While the US credit agency Standard and Poor (S&P) warned that Korean firms "remain vulnerable", the Korean giant has warned it will "come out fighting", according to UK sales and marketing director Ali Demin.
Demin said that S&P's warning was "to be expected" but that Samsung has already downsized and re-shaped its operations.
The UK subsidiary intends to try and boost consumer confidence in the company with a number of new product launches scheduled for April.
"We've taken an aggressive posture this year and plan to win back market share in monitors in particular," said Demin. He argued that the collapse of the Korean economy has forced the company to re-focus and slim down while jolting the Korean trade unions into accepting that expensive labour was forcing companies under.
"The cost of operations in Korea is now much lower and the price of exports more competitive," added Demin. "We've trimmed the fat and we will see the effects of this filtering through into the UK in the next two to three months."
Among the planned launches in April will be a 19 inch monitor using a Samsung and not Hitachi tube.

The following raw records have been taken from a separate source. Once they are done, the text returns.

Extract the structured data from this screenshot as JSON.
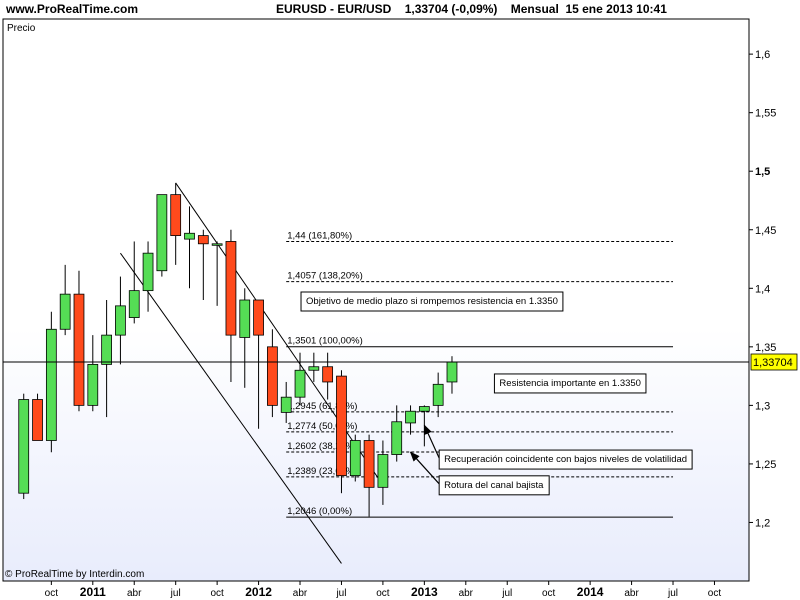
{
  "header": {
    "site": "www.ProRealTime.com",
    "symbol": "EURUSD - EUR/USD",
    "price_change": "1,33704 (-0,09%)",
    "period": "Mensual",
    "datetime": "15 ene 2013 10:41"
  },
  "footer": {
    "credit": "© ProRealTime by Interdin.com"
  },
  "colors": {
    "up": "#55dd55",
    "down": "#ff4a1c",
    "background_gradient": "#e8ecfc"
  },
  "chart_data": {
    "type": "candlestick",
    "panel_label": "Precio",
    "current_price": 1.33704,
    "current_price_label": "1,33704",
    "ylim": [
      1.15,
      1.63
    ],
    "y_ticks": [
      {
        "value": 1.2,
        "label": "1,2"
      },
      {
        "value": 1.25,
        "label": "1,25"
      },
      {
        "value": 1.3,
        "label": "1,3"
      },
      {
        "value": 1.35,
        "label": "1,35"
      },
      {
        "value": 1.4,
        "label": "1,4"
      },
      {
        "value": 1.45,
        "label": "1,45"
      },
      {
        "value": 1.5,
        "label": "1,5",
        "bold": true
      },
      {
        "value": 1.55,
        "label": "1,55"
      },
      {
        "value": 1.6,
        "label": "1,6"
      }
    ],
    "x_range": [
      "2010-07",
      "2014-12"
    ],
    "x_ticks": [
      {
        "month": "2010-10",
        "label": "oct"
      },
      {
        "month": "2011-01",
        "label": "2011",
        "bold": true
      },
      {
        "month": "2011-04",
        "label": "abr"
      },
      {
        "month": "2011-07",
        "label": "jul"
      },
      {
        "month": "2011-10",
        "label": "oct"
      },
      {
        "month": "2012-01",
        "label": "2012",
        "bold": true
      },
      {
        "month": "2012-04",
        "label": "abr"
      },
      {
        "month": "2012-07",
        "label": "jul"
      },
      {
        "month": "2012-10",
        "label": "oct"
      },
      {
        "month": "2013-01",
        "label": "2013",
        "bold": true
      },
      {
        "month": "2013-04",
        "label": "abr"
      },
      {
        "month": "2013-07",
        "label": "jul"
      },
      {
        "month": "2013-10",
        "label": "oct"
      },
      {
        "month": "2014-01",
        "label": "2014",
        "bold": true
      },
      {
        "month": "2014-04",
        "label": "abr"
      },
      {
        "month": "2014-07",
        "label": "jul"
      },
      {
        "month": "2014-10",
        "label": "oct"
      }
    ],
    "candles": [
      {
        "month": "2010-08",
        "open": 1.225,
        "high": 1.31,
        "low": 1.22,
        "close": 1.305
      },
      {
        "month": "2010-09",
        "open": 1.305,
        "high": 1.31,
        "low": 1.27,
        "close": 1.27
      },
      {
        "month": "2010-10",
        "open": 1.27,
        "high": 1.38,
        "low": 1.26,
        "close": 1.365
      },
      {
        "month": "2010-11",
        "open": 1.365,
        "high": 1.42,
        "low": 1.36,
        "close": 1.395
      },
      {
        "month": "2010-12",
        "open": 1.395,
        "high": 1.415,
        "low": 1.295,
        "close": 1.3
      },
      {
        "month": "2011-01",
        "open": 1.3,
        "high": 1.36,
        "low": 1.295,
        "close": 1.335
      },
      {
        "month": "2011-02",
        "open": 1.335,
        "high": 1.39,
        "low": 1.29,
        "close": 1.36
      },
      {
        "month": "2011-03",
        "open": 1.36,
        "high": 1.41,
        "low": 1.335,
        "close": 1.385
      },
      {
        "month": "2011-04",
        "open": 1.375,
        "high": 1.44,
        "low": 1.37,
        "close": 1.398
      },
      {
        "month": "2011-05",
        "open": 1.398,
        "high": 1.44,
        "low": 1.38,
        "close": 1.43
      },
      {
        "month": "2011-06",
        "open": 1.415,
        "high": 1.48,
        "low": 1.41,
        "close": 1.48
      },
      {
        "month": "2011-07",
        "open": 1.48,
        "high": 1.49,
        "low": 1.42,
        "close": 1.445
      },
      {
        "month": "2011-08",
        "open": 1.442,
        "high": 1.47,
        "low": 1.4,
        "close": 1.447
      },
      {
        "month": "2011-09",
        "open": 1.445,
        "high": 1.45,
        "low": 1.39,
        "close": 1.438
      },
      {
        "month": "2011-10",
        "open": 1.438,
        "high": 1.44,
        "low": 1.385,
        "close": 1.438
      },
      {
        "month": "2011-11",
        "open": 1.44,
        "high": 1.45,
        "low": 1.32,
        "close": 1.36
      },
      {
        "month": "2011-12",
        "open": 1.358,
        "high": 1.4,
        "low": 1.315,
        "close": 1.39
      },
      {
        "month": "2012-01",
        "open": 1.39,
        "high": 1.39,
        "low": 1.28,
        "close": 1.36
      },
      {
        "month": "2012-02",
        "open": 1.35,
        "high": 1.365,
        "low": 1.29,
        "close": 1.3
      },
      {
        "month": "2012-03",
        "open": 1.294,
        "high": 1.32,
        "low": 1.285,
        "close": 1.307
      },
      {
        "month": "2012-04",
        "open": 1.307,
        "high": 1.345,
        "low": 1.3,
        "close": 1.33
      },
      {
        "month": "2012-05",
        "open": 1.33,
        "high": 1.345,
        "low": 1.32,
        "close": 1.333
      },
      {
        "month": "2012-06",
        "open": 1.333,
        "high": 1.345,
        "low": 1.305,
        "close": 1.32
      },
      {
        "month": "2012-07",
        "open": 1.325,
        "high": 1.33,
        "low": 1.225,
        "close": 1.24
      },
      {
        "month": "2012-08",
        "open": 1.24,
        "high": 1.275,
        "low": 1.235,
        "close": 1.27
      },
      {
        "month": "2012-09",
        "open": 1.27,
        "high": 1.275,
        "low": 1.205,
        "close": 1.23
      },
      {
        "month": "2012-10",
        "open": 1.23,
        "high": 1.27,
        "low": 1.215,
        "close": 1.258
      },
      {
        "month": "2012-11",
        "open": 1.258,
        "high": 1.3,
        "low": 1.252,
        "close": 1.286
      },
      {
        "month": "2012-12",
        "open": 1.285,
        "high": 1.3,
        "low": 1.275,
        "close": 1.295
      },
      {
        "month": "2013-01",
        "open": 1.295,
        "high": 1.3,
        "low": 1.265,
        "close": 1.299
      },
      {
        "month": "2013-02",
        "open": 1.3,
        "high": 1.328,
        "low": 1.29,
        "close": 1.318
      },
      {
        "month": "2013-03",
        "open": 1.32,
        "high": 1.342,
        "low": 1.31,
        "close": 1.337
      }
    ],
    "fibonacci_levels": [
      {
        "value": 1.44,
        "label": "1,44 (161,80%)",
        "style": "dashed"
      },
      {
        "value": 1.4057,
        "label": "1,4057 (138,20%)",
        "style": "dashed"
      },
      {
        "value": 1.3501,
        "label": "1,3501 (100,00%)",
        "style": "solid"
      },
      {
        "value": 1.2945,
        "label": "1,2945 (61,80%)",
        "style": "dashed"
      },
      {
        "value": 1.2774,
        "label": "1,2774 (50,00%)",
        "style": "dashed"
      },
      {
        "value": 1.2602,
        "label": "1,2602 (38,20%)",
        "style": "dashed"
      },
      {
        "value": 1.2389,
        "label": "1,2389 (23,60%)",
        "style": "dashed"
      },
      {
        "value": 1.2046,
        "label": "1,2046 (0,00%)",
        "style": "solid"
      }
    ],
    "fib_x_range": [
      "2012-03",
      "2014-07"
    ],
    "channel_lines": [
      {
        "from": {
          "month": "2011-07",
          "value": 1.49
        },
        "to": {
          "month": "2012-10",
          "value": 1.232
        }
      },
      {
        "from": {
          "month": "2011-03",
          "value": 1.43
        },
        "to": {
          "month": "2012-07",
          "value": 1.165
        }
      }
    ],
    "annotations": [
      {
        "id": "objetivo",
        "text": "Objetivo de medio plazo si rompemos resistencia en 1.3350",
        "month": "2012-04",
        "value": 1.39
      },
      {
        "id": "resistencia",
        "text": "Resistencia importante en 1.3350",
        "month": "2013-06",
        "value": 1.32
      },
      {
        "id": "recuperacion",
        "text": "Recuperación coincidente con bajos niveles de volatilidad",
        "month": "2013-02",
        "value": 1.255,
        "arrow_to": {
          "month": "2013-01",
          "value": 1.283
        }
      },
      {
        "id": "rotura",
        "text": "Rotura del canal bajista",
        "month": "2013-02",
        "value": 1.233,
        "arrow_to": {
          "month": "2012-12",
          "value": 1.26
        }
      }
    ]
  }
}
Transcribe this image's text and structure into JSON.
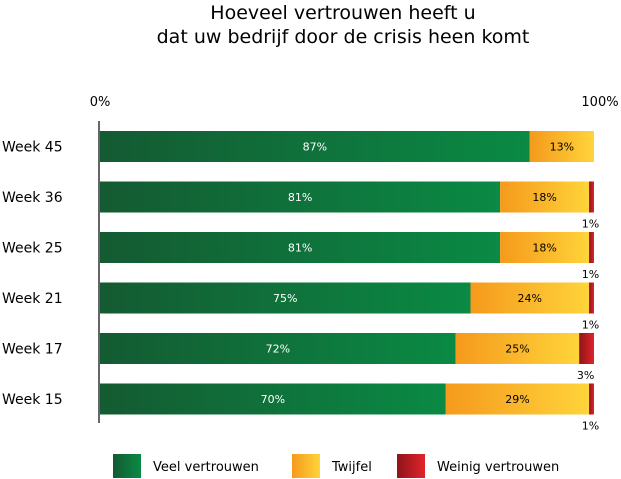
{
  "chart_data": {
    "type": "bar",
    "orientation": "horizontal",
    "stacked": true,
    "title": [
      "Hoeveel vertrouwen heeft u",
      "dat uw bedrijf door de crisis heen komt"
    ],
    "xlim": [
      0,
      100
    ],
    "tick_labels": [
      "0%",
      "100%"
    ],
    "categories": [
      "Week 45",
      "Week 36",
      "Week 25",
      "Week 21",
      "Week 17",
      "Week 15"
    ],
    "series": [
      {
        "name": "Veel vertrouwen",
        "values": [
          87,
          81,
          81,
          75,
          72,
          70
        ],
        "labels": [
          "87%",
          "81%",
          "81%",
          "75%",
          "72%",
          "70%"
        ],
        "color_dark": "#145a32",
        "color_light": "#0a8a44"
      },
      {
        "name": "Twijfel",
        "values": [
          13,
          18,
          18,
          24,
          25,
          29
        ],
        "labels": [
          "13%",
          "18%",
          "18%",
          "24%",
          "25%",
          "29%"
        ],
        "color_dark": "#f59a1c",
        "color_light": "#ffd43a"
      },
      {
        "name": "Weinig vertrouwen",
        "values": [
          0,
          1,
          1,
          1,
          3,
          1
        ],
        "labels": [
          "",
          "1%",
          "1%",
          "1%",
          "3%",
          "1%"
        ],
        "color_dark": "#8f1418",
        "color_light": "#e0242b"
      }
    ],
    "legend_position": "bottom",
    "grid": false
  }
}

Samsung had tried to license the Hitachi 19 inch tube last year but was turned down by the Japanese manufacturer.
Product marketing manager Aaron Fright said that he believed the 19 inch would eventually kill off the 20 inch and put more pressure on the 17 inch. "Sony has already said it is expecting to cease production of 20 inch this year," said Fright.
Both Demin and Fright claimed that Samsung would aim to be number one in 17 inch this year, while the company also plans to bring out a new range of TFT screens in 14, 15 and 17 inch.